Keywords: CYP2D6; IGNITE; INGENIOUS; adverse side effects; pharmacogenetics; opioids; pharmacogenomics; phenoconversion.

Conflict of interest statement

Financial & competing interests disclosure

The INGENIOUS trial (NCT02297126) is sponsored by an NIH/NHGRI U01-grant (HG007762). Y Zang, Z Desta, MB Rosenman, AM Holmes, KD Levy, VM Pratt, BT Gufford, PR Dexter and TC Skaar are supported by the NIH-U01 HG007762. MT Eadon was supported by an NIH/NIDDK award (K08DK107864). VM Pratt is also supported by the Indiana University Health-Indiana University School of Medicine Strategic Research Initiative. BT Gufford was also supported by the Indiana Clinical and Translational Sciences Institute Young Investigator Award (NIH-UL1 TR001108). This project was also supported by an NIH/NIGMS award entitled the Indiana University Comprehensive Training in Clinical Pharmacology (T32GM008425), which provided stipend support for CR Fulton. The authors have no other relevant affiliations or financial involvement with any organization or entity with a financial interest in or financial conflict with the subject matter or materials discussed in the manuscript apart from those disclosed.
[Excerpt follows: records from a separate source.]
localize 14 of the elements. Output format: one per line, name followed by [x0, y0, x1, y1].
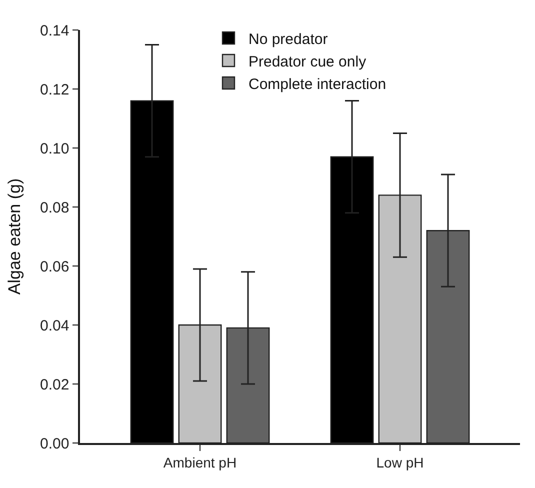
x-tick-label: Ambient pH: [163, 454, 237, 471]
y-tick-label: 0.10: [40, 140, 70, 158]
y-tick-label: 0.00: [40, 435, 70, 452]
y-tick-label: 0.06: [40, 258, 70, 276]
y-tick-label: 0.12: [40, 81, 70, 98]
legend-label: No predator: [248, 30, 328, 48]
legend-label: Predator cue only: [248, 53, 367, 70]
y-tick-label: 0.14: [40, 22, 70, 40]
legend-label: Complete interaction: [248, 76, 386, 93]
x-tick-label: Low pH: [376, 454, 424, 471]
y-tick-label: 0.08: [40, 199, 70, 216]
y-tick-label: 0.02: [40, 376, 70, 394]
y-tick-label: 0.04: [40, 317, 70, 334]
y-axis-title: Algae eaten (g): [5, 178, 24, 295]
No writing assistance was utilized in the production of this manuscript.

Figures

Figure 1.. Inclusion and exclusion criteria for the 102 participants in the analysis.

All participants were enrolled prior to 31 August 2017. Primary trigger medications are medications prompting enrollment. Secondary trigger medication indicates a prescription for tramadol or codeine within 1 year of a subject's trial enrollment for a nonopioid medication. DDI: Drug–drug interaction with a CYP2D6 inhibitor; UDS: Urine drug screen.